James Howes – Full Testimonial
Working with Darren, on an intensive, six-month retained basis, equipped me with the ability to wield my energetic charge, directing it towards my life’s purpose rather than spilling it fruitlessly in explosive anger at the tiniest incidents.
When I first met Darren, I was in danger of losing my friends due to my rage, I felt trapped in my romantic relationship, and I couldn’t shake a deep-seated listlessness and lack of purpose and direction.

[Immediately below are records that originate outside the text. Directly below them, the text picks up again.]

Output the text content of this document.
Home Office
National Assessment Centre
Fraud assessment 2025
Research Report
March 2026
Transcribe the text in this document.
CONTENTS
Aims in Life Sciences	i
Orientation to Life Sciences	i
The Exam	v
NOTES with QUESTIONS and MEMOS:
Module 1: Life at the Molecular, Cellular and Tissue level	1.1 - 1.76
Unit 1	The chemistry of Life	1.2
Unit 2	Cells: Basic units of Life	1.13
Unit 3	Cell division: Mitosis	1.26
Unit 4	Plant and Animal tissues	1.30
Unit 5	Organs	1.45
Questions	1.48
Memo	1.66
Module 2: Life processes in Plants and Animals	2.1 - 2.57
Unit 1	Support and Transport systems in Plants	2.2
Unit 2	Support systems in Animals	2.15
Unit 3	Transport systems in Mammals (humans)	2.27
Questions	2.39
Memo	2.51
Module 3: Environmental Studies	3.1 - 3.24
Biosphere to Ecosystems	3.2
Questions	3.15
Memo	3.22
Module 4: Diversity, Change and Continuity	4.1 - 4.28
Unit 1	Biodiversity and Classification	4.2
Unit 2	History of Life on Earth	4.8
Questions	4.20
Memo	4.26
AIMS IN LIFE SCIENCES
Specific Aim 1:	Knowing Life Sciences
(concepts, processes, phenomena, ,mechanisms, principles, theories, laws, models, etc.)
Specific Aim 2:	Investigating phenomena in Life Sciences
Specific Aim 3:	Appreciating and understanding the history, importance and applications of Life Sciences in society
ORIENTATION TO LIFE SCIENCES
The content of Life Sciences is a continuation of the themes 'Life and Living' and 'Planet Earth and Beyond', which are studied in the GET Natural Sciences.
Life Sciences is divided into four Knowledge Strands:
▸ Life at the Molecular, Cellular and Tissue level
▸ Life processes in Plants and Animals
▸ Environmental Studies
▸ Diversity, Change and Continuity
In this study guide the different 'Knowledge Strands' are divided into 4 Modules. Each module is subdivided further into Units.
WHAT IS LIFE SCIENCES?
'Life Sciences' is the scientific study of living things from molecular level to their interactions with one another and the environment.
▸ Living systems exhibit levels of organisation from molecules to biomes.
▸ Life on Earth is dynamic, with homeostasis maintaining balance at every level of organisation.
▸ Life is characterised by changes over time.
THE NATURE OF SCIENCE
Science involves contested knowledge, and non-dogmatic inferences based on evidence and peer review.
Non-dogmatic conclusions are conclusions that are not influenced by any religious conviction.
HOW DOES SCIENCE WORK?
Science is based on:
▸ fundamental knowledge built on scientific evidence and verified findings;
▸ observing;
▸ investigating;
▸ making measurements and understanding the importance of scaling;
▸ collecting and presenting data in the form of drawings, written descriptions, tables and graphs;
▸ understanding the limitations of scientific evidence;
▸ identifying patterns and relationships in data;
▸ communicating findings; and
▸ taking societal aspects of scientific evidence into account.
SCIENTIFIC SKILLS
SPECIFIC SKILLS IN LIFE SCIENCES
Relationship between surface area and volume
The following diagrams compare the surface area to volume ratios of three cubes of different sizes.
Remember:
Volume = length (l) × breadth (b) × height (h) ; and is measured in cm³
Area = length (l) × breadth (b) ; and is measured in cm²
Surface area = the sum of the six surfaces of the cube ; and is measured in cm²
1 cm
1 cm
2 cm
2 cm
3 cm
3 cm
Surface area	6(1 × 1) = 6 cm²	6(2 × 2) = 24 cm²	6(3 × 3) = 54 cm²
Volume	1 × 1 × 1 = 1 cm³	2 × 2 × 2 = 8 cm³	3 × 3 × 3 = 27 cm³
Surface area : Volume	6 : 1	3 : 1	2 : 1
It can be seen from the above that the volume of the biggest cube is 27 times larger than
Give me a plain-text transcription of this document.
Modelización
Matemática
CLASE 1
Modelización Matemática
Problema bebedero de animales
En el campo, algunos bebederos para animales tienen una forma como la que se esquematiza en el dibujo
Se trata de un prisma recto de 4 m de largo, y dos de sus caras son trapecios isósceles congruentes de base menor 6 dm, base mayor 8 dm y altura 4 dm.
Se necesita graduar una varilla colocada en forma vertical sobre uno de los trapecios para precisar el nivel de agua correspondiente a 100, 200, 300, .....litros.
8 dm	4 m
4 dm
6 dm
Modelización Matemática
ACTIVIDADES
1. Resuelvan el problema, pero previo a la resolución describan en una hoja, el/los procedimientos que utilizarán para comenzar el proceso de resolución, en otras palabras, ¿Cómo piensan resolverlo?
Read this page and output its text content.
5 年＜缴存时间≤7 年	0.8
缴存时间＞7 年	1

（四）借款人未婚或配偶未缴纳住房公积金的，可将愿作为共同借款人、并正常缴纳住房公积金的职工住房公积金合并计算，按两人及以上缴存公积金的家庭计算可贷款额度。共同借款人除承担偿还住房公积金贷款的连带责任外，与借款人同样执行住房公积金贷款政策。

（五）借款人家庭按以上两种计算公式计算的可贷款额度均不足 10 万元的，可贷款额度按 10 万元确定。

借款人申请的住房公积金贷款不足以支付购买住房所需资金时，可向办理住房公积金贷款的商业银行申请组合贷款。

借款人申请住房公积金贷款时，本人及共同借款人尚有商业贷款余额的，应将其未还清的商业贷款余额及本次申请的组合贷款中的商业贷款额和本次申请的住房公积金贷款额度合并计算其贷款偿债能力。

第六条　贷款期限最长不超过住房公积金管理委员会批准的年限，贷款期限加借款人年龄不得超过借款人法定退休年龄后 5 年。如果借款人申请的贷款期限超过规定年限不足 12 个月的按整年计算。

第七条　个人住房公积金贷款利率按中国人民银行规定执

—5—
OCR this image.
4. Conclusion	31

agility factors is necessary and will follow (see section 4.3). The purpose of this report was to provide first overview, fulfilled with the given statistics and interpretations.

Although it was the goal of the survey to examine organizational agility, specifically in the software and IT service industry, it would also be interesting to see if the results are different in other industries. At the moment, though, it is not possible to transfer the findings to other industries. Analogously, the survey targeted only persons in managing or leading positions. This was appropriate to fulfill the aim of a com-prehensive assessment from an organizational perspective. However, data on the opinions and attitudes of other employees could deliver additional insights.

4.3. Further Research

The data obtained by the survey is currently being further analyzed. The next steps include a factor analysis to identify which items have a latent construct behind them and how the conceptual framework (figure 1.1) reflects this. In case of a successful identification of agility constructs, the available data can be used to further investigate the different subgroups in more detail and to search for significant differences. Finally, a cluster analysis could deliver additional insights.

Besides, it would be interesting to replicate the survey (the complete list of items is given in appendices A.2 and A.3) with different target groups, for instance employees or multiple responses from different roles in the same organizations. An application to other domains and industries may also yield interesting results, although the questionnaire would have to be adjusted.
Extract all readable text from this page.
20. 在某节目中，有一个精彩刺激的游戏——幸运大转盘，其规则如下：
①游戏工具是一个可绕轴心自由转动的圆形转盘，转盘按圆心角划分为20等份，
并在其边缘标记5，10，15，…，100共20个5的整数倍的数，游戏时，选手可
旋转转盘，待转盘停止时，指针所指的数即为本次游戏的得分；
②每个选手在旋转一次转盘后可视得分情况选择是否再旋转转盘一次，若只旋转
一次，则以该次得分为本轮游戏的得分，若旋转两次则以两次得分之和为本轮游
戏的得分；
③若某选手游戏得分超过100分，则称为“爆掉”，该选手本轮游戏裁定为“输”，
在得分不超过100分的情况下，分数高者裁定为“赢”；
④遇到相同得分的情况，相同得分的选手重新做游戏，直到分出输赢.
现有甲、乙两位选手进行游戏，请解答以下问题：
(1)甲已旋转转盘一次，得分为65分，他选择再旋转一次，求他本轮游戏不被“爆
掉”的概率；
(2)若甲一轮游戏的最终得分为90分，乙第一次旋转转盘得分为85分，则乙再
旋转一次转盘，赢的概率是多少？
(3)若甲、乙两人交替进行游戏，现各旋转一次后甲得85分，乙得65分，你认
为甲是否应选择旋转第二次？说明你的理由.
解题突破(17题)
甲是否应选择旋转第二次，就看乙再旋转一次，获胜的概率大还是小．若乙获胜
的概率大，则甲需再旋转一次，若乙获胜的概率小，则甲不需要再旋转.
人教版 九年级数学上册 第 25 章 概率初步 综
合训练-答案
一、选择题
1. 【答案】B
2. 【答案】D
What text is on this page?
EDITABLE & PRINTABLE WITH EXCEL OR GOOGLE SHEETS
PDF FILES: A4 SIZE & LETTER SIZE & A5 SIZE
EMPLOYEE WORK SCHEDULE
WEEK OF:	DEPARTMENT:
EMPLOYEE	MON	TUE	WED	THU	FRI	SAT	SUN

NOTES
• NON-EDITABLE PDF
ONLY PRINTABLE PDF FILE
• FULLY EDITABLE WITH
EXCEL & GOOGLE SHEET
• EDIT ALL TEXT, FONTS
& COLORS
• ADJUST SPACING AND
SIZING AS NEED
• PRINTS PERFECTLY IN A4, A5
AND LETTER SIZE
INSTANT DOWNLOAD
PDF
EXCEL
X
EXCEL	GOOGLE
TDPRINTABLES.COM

Now I have higher quality friendships (and the only ones I lost were ones I chose to lose),
I am ignited by purpose and excited to work each day, and my partner and I are soon to become parents to our first baby!
There is NOBODY in the coaching world with a perspective and insight quite like Darren’s. You’ll never hear anything like it. He can change your life.”
I encountered Darren for the first time when he delivered a speech at a conference I attended, unlike any I’d ever heard before.
This was not ‘personal development’ – he didn’t tell the audience to ‘just be themselves and let their light shine!’ or any such other trite cliches – nor was it even a personal development conference (it was actually political in nature).
His speech contained fantastically unique concepts, linking electromagnetic language to natural dynamics between men and women that, in my opinion, all too many of us have lost sight of in our current time. It also focussed on the power of our ancestors, and the gifts they’ve provided, which many of take for granted, in a way I’d never heard before, and have never since. I was gripped and I said to my brother, who was next to me in the audience at the time, “I need to speak to that man.”
I approached Darren after his speech and signed up to work with him on my anger issues. At the time, I was constantly exploding at my friends and family, for minor indiscretions and frustrations. I was always having to apologise for losing my temper, and was at risk of losing those closest to me.
I felt frustrated with the company around me and didn’t see how to deal with it. I felt lacking in purpose, direction and vision for my life. I also felt trapped in my romantic relationship, uncertain of its future but lacking the courage to make a decision.
I engaged Darren for a six month period of intensive, 1-1 work, face to face, for two hours a week, with an additional two hours of phone support as and when it was needed, day or night. His dedication to my transformational success was evident immediately.
Darren taught me how to handle the charge that surges through me – through every man – and how to direct it to fruitful, productive ends. He helped bring clarity to my direction, and guts to my decision-making. He did all this with instantly relatable concepts and models, none of which I’d ever seen or heard anywhere else, but all of which made implicit, immediate sense.
We studied the gender dynamics at work in the universe around us, and the fractal representations of these everywhere you care to see them. We considered what it means to ‘take charge’, or to ‘cross the line’ (and neither of them are precisely what you think they are). He encouraged me to have tough conversations, drawing lines (another concept that doesn’t mean precisely what you think it does) I was reluctant to draw before. It was tough work – but Darren’s support and guidance were unwavering.
After six months, my life was totally different. I had a calmness I’d not tasted before. I was no longer blowing up at everybody. My romantic life took strides of positivity, improving dramatically as a result of my improved ability to make decisions and take steps forward; to lead from the front. In fact, it has improved so much so that I’ve gone from feeling trapped and uncertain, to feeling such conviction in my choice of partner that we are soon expecting our first child together (fully planned and talked through, unlike so many conceptions these days).
Working with Darren was an adventure in its own right. I would leave each of our sessions with a new paradigm on the most seemingly mundane of concepts. What I thought I knew was challenged and I relished every moment of it. There were moments where the word ‘serendipity’ would not do justice to the unfolding events; the only fitting word is ‘magic.
I am sure he would not mind me saying, but Darren wasn’t always this way. He battled through the cultural miasma of our age throughout his life, and penetrated its membrane in the same way that all men must do, through arduous trial. Having done so, he was there to welcome me into the world of men and I could not have asked for a stronger warrior to have met me on the other side. I am proud to call him ‘brother’, in the truest sense of the word.
This work is not easy. It is not for the faint of heart nor for the closed of mind. But for the right few? Work with Darren, and your life will never be the same again.